Consumers apparently remain detached from the reality of their savings situation with 70 per cent of people either knowingly operating an account below inflation, or unsure what interest rate they were receiving. Only 12 per cent of people could successfully identify the current rate of inflation, while 23 per cent do not have a savings account at all.

The survey also found the ‘best and worst’ saving cities across the country. Cardiff was found to have the least ‘savvy’ savers, with only 20 per cent operating inflation beating accounts. Plymouth meanwhile was found to have the 'smartest' savers, with 43 per cent beating inflation.

Time to investigate?

Many people will be shocked when they realise how low the interest rate they receive has fallen to and experts advise savers that now is the time to investigate higher paying alternative savings options or risk seeing their nest egg being eroded by a combination of low interest and inflation.

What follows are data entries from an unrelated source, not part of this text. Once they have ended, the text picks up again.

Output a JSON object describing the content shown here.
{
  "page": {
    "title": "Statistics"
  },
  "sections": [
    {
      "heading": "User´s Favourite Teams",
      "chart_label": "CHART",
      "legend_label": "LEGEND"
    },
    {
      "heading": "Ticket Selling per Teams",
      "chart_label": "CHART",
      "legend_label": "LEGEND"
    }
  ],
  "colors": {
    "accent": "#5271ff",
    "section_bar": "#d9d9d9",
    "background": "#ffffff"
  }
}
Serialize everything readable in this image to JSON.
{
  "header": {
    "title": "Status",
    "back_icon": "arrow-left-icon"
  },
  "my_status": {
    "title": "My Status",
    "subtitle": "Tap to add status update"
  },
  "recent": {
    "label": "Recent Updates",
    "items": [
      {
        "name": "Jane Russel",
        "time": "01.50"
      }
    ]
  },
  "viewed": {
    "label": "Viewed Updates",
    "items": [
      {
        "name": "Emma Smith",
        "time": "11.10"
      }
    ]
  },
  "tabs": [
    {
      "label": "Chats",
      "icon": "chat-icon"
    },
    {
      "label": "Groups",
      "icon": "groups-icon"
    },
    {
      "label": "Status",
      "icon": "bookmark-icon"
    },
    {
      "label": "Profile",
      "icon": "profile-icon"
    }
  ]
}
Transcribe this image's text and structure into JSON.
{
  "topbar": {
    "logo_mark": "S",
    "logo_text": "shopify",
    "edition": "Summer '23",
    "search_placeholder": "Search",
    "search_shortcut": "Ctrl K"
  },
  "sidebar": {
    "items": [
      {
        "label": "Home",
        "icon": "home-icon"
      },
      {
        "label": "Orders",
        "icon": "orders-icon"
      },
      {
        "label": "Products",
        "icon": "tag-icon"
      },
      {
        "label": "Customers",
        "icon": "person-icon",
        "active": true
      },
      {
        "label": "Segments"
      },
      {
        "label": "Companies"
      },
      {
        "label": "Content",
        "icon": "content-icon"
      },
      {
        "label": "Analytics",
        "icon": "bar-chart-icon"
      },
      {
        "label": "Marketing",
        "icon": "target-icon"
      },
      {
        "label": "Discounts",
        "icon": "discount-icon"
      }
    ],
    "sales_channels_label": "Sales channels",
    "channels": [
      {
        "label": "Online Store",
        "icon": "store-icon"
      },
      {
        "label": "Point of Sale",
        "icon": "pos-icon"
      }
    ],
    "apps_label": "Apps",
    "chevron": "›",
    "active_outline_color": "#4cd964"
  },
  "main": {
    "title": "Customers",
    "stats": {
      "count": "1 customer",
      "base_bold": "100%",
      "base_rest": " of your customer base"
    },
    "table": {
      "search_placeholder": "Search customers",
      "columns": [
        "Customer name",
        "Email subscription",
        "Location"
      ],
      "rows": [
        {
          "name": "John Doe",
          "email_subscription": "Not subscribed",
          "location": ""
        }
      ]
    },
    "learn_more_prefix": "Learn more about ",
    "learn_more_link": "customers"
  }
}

Rate Setter CEO, Rhydian Lewis, commented ‘Banking has become so complex and such poor value that many savers have just given up and put their head in the sand. The emergence of radical new online models such as peer-to-peer lending is giving the more active saver a route to getting a decent return on their money.’

Lend-to-save firms such as RateSetter claim they can be the answer to low rates on traditional savings accounts. They take on savers' cash and lend it out to individuals or businesses. Clients opting for this method must be in possession of the full facts, and should treat this as an investment rather than a method of saving. The biggest issue in this regard is the fact that the lend-to-save industry is not covered by the Financial Services Compensation Scheme (FSCS), and therefore the investor does not enjoy the protection that the FSCS offers on qualifying savings accounts.

Bonds in a tax-wrapper

The FSCS gives protection of up to £85,000 if a bank or building society goes bust, and savers have no guarantee they will get their money invested back if borrowers default on lend-to-save loans or if the firms running them become insolvent.

Faced with such uncertainty, holding the recent crop of retail bonds in a tax-wrapper and with the protection of the FSCS may prove an attractive longer term investment strategy, particularly as some offer guarantees of over-inflation performance. For this reason, it is important to know the risks and only put money in as part of a balanced and diversified portfolio; always seek qualified financial advice if you have any doubt.